Disruption of liver development and coagulation pathway by ochratoxin A in embryonic zebrafish

    loading  Checking for direct PDF access through Ovid


Ochratoxin A (OTA) is a mycotoxin that is found in various food and feed products. The molecular mechanisms that are associated with OTA hepatotoxicity and teratogenicity have not been extensively elucidated in a developing organism. In this study, the transcriptomic profile of zebrafish embryos indicates that hemostasis and blood coagulation are the top two pathways affected by OTA. The treatment of embryos with OTA was able to decrease the expression of genes that encode coagulation factors and liver markers, including f7, f9b, cp and vtna.
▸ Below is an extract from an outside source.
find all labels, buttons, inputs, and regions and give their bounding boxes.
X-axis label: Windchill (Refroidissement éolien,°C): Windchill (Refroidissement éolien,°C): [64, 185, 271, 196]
OTA also weakened the signal of liver-specific microRNA-122. OTA administration not only reduced the size of a developing embryonic liver, but also decreased the number of phosphorylated histone H3-positive cells by immunohistochemical staining. OTA suppressed the expression of hhex and prox1, two critical transcriptional factors during hepatoblast specification, in the developing liver, but did not alter the insulin signal in the pancreas. In vitro analysis with zebrafish liver (ZFL) cells indicated that OTA blocked the expression of f7, fgb and liver markers. In summary, OTA exposure resulted in the generation of small livers which led to deficiency of coagulation factors in embryonic zebrafish. Impairment of hhex and prox1 gene expression and hepatocyte proliferation contributed to the disruption of liver development mediated by OTA.